Histologic and immunophenotypic parity between original glioblastoma tissue and patient-derived orthotopic xenografts (PDOXs). (A) Strategy to generate spheres and PDOX from primary glioblastoma tissue. The diagram displays the process of microinjecting sphere cells into the cerebrum region of the mouse brain. The location of burr drilling hole (red circle) in NSG mice skull is demonstrated for microinjections using stereotactic infusion pump resulting in effective (90% take) generation of orthotopic glioblastoma multiforme (GBM) PDOXs. (B) Histological H&E analysis of original patient-derived glioblastoma tissue (patient (Pt) #46) and four different PDOX lines generated from the same patient-derived spheres.

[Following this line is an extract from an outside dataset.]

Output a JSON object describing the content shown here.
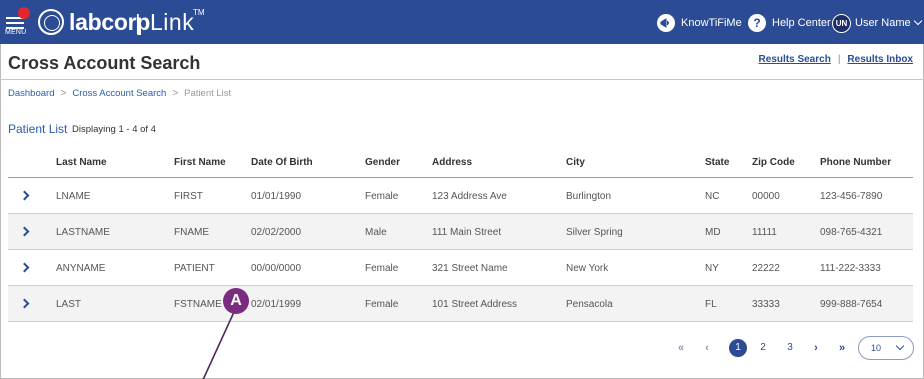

Note that the cell density is different in these sections as it depends on the number of cells engrafted into the PDOXs. The lower panels are 1,000× higher magnification of the outlined areas in the top panels. (C) Representative sections for comparison of the expression of stem cell proteins (BMI1, NESTIN, and SOX9) and the proliferation marker Ki67 in the original patient GBM tissue and the corresponding PDOX. Red arrows indicate positive cells. (D) Representative sections for comparison of the clustered expression of the GBM stem cell marker (CD15) in vascular niches and with the hypoxia protein carbonic anhydrase IX (CA9) near blood vessels expressing CD31, both in the original patient GBM tissue and the corresponding PDOX. Black and/or red arrows indicate positive cells. Scale bars are 500 µM in the upper panel of (B) and 20 µM in the lower or magnified panel of (B–D).